# What would Cohen say? A comment on p < .005

Most psychologists are trained in Fisherian statistics, which has become known as Null-Hypothesis Significance Testing (NHST).  NHST compares an observed effect size against a hypothetical effect size. The hypothetical effect size is typically zero; that is, the hypothesis is that there is no effect.  The deviation of the observed effect size from zero relative to the amount of sampling error provides a test statistic (test statistic = effect size / sampling error).  The test statistic can then be compared to a criterion value. The criterion value is typically chosen so that only 5% of test statistics would exceed the criterion value by chance alone.  If the test statistic exceeds this value, the null-hypothesis is rejected in favor of the inference that an effect greater than zero was present.

One major problem of NHST is that non-significant results are not considered.  To address this limitation, Neyman and Pearson extended Fisherian statistic and introduced the concepts of type-I (alpha) and type-II (beta) errors.  A type-I error occurs when researchers falsely reject a true null-hypothesis; that is, they infer from a significant result that an effect was present, when there is actually no effect.  The type-I error rate is fixed by the criterion for significance, which is typically p < .05.  This means, that a set of studies cannot produce more than 5% false-positive results.  The maximum of 5% false positive results would only be observed if all studies have no effect.
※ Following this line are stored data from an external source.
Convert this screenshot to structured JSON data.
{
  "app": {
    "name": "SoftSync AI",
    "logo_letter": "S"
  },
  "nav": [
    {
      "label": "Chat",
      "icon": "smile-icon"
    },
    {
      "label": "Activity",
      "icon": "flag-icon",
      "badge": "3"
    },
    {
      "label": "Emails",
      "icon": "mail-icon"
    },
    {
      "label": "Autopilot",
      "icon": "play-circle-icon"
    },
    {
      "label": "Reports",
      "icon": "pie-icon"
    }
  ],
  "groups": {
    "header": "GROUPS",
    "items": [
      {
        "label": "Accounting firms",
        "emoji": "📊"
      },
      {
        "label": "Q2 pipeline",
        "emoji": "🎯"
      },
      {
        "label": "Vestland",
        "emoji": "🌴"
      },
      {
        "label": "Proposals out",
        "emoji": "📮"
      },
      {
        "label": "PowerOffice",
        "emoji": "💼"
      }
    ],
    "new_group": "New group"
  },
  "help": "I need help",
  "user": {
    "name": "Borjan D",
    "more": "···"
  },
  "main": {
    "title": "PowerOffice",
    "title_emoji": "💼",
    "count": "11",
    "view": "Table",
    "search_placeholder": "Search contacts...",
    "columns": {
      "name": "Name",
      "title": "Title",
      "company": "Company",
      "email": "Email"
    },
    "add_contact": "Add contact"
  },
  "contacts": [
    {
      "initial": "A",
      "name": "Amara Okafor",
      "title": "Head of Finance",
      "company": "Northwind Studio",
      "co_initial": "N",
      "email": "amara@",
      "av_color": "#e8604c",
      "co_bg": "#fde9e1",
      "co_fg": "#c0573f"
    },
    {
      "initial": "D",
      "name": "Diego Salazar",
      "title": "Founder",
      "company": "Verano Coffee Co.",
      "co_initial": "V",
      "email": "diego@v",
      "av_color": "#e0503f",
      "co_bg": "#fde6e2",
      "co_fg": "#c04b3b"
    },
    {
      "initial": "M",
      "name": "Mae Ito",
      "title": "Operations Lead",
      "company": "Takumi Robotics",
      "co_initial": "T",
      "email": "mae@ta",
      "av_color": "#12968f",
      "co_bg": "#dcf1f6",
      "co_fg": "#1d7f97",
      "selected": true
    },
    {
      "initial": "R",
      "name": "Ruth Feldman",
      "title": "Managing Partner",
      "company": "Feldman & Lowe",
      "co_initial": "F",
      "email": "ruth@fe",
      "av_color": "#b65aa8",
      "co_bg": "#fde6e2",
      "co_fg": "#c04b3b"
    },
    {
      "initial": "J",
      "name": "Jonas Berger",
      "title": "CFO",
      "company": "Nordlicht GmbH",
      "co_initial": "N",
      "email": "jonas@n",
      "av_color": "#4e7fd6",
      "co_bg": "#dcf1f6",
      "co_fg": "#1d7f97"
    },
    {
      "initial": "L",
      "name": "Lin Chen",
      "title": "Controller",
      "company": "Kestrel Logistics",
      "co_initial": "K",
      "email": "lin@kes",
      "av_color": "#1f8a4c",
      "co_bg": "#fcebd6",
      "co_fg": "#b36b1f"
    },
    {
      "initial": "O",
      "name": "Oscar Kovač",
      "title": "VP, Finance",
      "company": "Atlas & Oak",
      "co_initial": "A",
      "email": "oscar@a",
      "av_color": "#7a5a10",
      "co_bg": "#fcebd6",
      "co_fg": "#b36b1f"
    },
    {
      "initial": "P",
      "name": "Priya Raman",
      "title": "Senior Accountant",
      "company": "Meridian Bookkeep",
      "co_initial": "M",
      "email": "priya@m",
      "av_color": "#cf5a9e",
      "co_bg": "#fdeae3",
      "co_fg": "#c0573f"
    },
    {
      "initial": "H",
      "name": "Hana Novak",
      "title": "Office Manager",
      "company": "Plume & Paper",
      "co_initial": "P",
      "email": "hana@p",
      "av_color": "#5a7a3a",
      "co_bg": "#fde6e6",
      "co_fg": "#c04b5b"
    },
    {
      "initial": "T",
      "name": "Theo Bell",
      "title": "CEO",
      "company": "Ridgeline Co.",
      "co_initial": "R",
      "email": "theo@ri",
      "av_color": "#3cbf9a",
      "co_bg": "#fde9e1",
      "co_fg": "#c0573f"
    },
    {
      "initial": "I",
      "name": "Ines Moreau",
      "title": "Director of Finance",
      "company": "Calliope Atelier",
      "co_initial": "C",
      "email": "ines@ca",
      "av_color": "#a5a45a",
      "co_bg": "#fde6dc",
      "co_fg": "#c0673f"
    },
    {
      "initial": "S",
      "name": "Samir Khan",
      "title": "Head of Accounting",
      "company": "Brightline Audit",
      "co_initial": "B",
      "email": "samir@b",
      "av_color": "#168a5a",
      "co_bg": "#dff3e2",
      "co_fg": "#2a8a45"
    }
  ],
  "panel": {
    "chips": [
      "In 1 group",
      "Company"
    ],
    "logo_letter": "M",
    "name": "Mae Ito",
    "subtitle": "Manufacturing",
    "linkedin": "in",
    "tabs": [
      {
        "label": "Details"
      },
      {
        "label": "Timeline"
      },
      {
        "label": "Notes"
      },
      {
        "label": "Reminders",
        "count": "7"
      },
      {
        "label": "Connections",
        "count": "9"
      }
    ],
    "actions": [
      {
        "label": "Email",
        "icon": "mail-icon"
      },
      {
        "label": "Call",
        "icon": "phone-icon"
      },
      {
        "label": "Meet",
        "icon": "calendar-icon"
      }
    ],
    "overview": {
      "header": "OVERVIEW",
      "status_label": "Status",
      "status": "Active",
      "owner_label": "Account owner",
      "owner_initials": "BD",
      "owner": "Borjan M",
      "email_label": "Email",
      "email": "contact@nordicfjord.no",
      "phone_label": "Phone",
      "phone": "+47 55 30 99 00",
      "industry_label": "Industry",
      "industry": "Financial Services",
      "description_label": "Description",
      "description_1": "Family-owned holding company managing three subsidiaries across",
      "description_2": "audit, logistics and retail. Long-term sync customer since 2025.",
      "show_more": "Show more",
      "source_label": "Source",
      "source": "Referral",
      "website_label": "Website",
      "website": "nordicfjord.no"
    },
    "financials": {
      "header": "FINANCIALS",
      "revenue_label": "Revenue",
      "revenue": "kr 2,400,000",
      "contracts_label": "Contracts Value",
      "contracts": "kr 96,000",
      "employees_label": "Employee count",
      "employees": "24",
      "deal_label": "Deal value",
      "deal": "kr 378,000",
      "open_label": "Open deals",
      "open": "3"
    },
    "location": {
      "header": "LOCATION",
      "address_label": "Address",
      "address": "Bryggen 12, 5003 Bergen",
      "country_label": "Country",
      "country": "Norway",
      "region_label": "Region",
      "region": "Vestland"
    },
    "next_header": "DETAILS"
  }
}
In this case, we would expect 5% significant results and 95% non-significant results.

The important contribution by Neyman and Pearson was to consider the complementary type-II error.  A type-II error occurs when an effect is present, but a study produces a non-significant result.  In this case, researchers fail to detect a true effect.  The type-II error rate depends on the size of the effect and the amount of sampling error.  If effect sizes are small and sampling error is large, test statistics will often be too small to exceed the criterion value.

Neyman-Pearson statistics was popularized in psychology by Jacob Cohen.  In 1962, Cohen examined effect sizes and sample sizes (as a proxy for sampling error) in the Journal of Abnormal and Social Psychology and concluded that there is a high risk of type-II errors because sample sizes are too small to detect even moderate effect sizes and inadequate to detect small effect sizes.  Over the next decades, methodologists have repeatedly pointed out that psychologists often conduct studies with a high risk to fail; that is, to provide empirical evidence for real effects (Sedlemeier & Gigerenzer, 1989).

The concern about type-II errors has been largely ignored by empirical psychologists.  One possible reason is that journals had no problem filling volumes with significant results, while rejecting 80% of submissions that also presented significant results.  Apparently, type-II errors were much less common than methodologists feared.

However, in 2011 it became apparent that the high success rate in journals was illusory. Published results were not representative of studies that were conducted. Instead, researchers used questionable research practices or simply did not report studies with non-significant results.  In other words, the type-II error rate was as high as methodologists suspected, but selection of significant results created the impression that nearly all studies were successful in producing significant results.  The influential “False Positive Psychology” article suggested that it is very easy to produce significant results without an actual effect.  This led to the fear that many published results in psychology may be false positive results.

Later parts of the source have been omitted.